Self Expression Magazine

In Defense of the Land Line

Posted on the 02 June 2013 by Pearl
I stand in the center of the living room, rotate clockwise, then counterclockwise, briefly consider the nearly obsolete term “clockwise” and quickly dismiss it.
These sorts of thoughts are what have left me in this predicament in the first place. 
For I cannot find my phone.
Sumnabitch.
I have done roughly three million things in the last hour – a new record for me – one of which was to have a phone conversation.
I try to recollect the last of the conversation and cannot.  We said “good-bye”, I know that for sure.  And I had noted at the time, for some reason, that I had been on the phone for roughly 12 minutes.  I had recalled that one of my to-dos for the day was to iron the black pants that I would be wearing at a serving job later today…
And then: blank.
I look around the house.  I have been in every room since hanging up – another nearly obsolete term, now that I think of it – folding, straightening, washing, sweeping.  I have polished, tidied, disposed of and watered.  I have removed one cat from a load of laundry and the other from the interior of my purse, where she appeared to be scrounging for my car keys…

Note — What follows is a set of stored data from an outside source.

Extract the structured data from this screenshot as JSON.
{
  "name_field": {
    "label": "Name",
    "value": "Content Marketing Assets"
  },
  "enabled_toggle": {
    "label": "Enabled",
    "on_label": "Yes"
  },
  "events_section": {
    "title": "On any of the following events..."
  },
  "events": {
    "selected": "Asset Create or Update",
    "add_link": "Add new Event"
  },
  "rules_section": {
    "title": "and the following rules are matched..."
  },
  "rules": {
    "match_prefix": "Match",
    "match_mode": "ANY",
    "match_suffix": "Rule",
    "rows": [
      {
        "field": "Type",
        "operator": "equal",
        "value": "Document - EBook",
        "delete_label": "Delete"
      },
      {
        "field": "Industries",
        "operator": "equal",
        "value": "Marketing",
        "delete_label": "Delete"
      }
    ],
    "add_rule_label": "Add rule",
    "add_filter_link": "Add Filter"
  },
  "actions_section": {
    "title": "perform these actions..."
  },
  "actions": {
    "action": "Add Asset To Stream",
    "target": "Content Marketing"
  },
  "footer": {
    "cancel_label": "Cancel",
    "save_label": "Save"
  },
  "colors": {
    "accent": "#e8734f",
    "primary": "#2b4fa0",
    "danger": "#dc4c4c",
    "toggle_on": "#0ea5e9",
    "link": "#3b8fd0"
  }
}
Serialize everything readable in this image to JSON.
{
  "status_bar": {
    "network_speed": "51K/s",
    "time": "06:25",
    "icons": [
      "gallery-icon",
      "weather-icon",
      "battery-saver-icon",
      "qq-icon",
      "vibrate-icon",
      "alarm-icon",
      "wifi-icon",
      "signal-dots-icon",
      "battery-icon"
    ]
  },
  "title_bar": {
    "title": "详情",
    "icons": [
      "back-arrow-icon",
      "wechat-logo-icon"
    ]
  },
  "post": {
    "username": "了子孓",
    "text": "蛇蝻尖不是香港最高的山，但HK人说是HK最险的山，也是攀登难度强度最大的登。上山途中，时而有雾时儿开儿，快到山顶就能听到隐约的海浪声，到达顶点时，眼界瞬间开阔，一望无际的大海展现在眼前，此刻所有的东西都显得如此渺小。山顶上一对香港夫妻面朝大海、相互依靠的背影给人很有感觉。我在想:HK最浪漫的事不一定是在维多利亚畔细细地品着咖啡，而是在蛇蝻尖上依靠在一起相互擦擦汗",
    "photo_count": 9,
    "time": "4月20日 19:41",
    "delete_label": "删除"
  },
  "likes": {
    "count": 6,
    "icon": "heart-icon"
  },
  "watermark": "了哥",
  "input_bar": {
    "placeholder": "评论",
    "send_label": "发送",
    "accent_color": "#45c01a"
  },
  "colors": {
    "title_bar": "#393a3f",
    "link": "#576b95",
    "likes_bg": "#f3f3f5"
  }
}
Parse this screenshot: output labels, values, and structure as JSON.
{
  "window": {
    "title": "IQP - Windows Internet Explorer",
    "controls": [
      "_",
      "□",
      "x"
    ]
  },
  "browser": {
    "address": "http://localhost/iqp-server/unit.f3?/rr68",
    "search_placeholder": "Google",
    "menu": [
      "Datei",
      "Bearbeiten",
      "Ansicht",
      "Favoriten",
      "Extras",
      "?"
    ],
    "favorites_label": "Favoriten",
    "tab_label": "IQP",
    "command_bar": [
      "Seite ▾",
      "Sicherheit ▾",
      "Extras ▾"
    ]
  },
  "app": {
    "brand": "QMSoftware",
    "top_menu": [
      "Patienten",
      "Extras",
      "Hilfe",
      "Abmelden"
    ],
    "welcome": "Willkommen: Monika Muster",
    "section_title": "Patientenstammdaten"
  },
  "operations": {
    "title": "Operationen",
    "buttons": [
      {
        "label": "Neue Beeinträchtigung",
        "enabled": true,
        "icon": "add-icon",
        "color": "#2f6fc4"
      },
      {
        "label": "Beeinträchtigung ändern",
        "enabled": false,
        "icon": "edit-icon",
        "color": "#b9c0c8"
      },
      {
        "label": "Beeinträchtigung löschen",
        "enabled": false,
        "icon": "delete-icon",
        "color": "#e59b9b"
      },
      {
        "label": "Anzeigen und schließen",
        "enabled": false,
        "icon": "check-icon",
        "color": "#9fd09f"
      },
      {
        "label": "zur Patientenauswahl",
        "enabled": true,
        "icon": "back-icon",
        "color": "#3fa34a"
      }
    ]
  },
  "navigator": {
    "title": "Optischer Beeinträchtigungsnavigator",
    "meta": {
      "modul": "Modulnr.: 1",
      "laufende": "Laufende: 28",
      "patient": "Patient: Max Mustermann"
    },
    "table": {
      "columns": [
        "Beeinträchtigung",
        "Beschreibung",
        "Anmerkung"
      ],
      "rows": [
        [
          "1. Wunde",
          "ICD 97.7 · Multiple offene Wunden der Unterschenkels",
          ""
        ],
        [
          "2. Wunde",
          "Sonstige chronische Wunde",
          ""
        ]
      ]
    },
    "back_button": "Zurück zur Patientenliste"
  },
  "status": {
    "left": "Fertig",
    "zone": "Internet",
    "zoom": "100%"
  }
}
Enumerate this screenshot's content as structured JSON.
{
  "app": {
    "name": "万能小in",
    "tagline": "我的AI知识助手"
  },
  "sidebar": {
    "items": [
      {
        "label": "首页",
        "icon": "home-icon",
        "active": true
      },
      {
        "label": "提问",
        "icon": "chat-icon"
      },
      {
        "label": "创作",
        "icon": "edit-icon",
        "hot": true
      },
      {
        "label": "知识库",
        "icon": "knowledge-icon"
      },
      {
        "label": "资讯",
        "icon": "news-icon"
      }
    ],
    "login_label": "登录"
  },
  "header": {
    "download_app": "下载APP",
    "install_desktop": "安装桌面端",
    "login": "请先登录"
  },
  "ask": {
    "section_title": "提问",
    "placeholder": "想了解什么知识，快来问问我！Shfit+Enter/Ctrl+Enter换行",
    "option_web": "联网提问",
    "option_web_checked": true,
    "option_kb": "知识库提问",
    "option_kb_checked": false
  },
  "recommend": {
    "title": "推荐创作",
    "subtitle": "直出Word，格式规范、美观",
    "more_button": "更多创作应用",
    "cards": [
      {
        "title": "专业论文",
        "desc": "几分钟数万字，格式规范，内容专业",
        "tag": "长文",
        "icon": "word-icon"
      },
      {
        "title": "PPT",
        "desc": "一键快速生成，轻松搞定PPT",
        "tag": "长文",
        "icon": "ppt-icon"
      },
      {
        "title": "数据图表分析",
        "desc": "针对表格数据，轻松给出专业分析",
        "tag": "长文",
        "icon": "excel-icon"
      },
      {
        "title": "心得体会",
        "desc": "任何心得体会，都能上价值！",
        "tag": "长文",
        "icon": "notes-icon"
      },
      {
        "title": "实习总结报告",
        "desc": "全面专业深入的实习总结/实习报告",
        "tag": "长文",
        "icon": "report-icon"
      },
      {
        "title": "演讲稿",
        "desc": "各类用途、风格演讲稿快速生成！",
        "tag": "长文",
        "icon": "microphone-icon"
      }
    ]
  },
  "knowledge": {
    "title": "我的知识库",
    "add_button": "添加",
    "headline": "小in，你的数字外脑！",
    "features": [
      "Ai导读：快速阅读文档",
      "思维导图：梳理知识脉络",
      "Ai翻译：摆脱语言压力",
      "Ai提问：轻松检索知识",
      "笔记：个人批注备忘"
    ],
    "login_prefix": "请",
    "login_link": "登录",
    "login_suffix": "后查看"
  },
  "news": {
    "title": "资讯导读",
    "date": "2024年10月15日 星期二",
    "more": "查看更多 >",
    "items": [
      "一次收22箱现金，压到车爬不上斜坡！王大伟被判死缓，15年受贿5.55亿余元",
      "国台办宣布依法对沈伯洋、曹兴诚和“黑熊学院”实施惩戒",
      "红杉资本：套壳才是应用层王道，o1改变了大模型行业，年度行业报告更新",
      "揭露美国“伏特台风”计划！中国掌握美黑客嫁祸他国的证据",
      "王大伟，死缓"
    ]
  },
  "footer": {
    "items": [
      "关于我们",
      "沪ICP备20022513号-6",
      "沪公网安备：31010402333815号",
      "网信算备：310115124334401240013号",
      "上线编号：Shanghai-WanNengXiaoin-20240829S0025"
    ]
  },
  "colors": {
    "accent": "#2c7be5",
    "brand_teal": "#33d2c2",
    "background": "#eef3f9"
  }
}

That lousy phone could be anywhere.
I need it to ring. Then I’ll find it.
I know, I think cleverly.  I’ll call Mary and ask her to call until I find it…
I have scarcely finished that thought when I am forced to give myself a figurative and much-deserved dope-slap to the forehead.
Good goin’ there, Fuzzy, I think to myself.  I should totally call Mary.  Now where’s my phone?
And so for the next half-hour I retrace my steps, go through storage bins, cupboards, cabinets, my purse, the hamper.
I ask the cat, who eyes me with such disdain that I find myself backing out of the room deferentially with promises of baklava later.
I think to myself, now if I were a phone, where would I be?  Hmm.  Not the beach.  Even if I wanted to go to the beach, would last year’s suit even –
And then the phone rings.
And I find it on the charger in the office.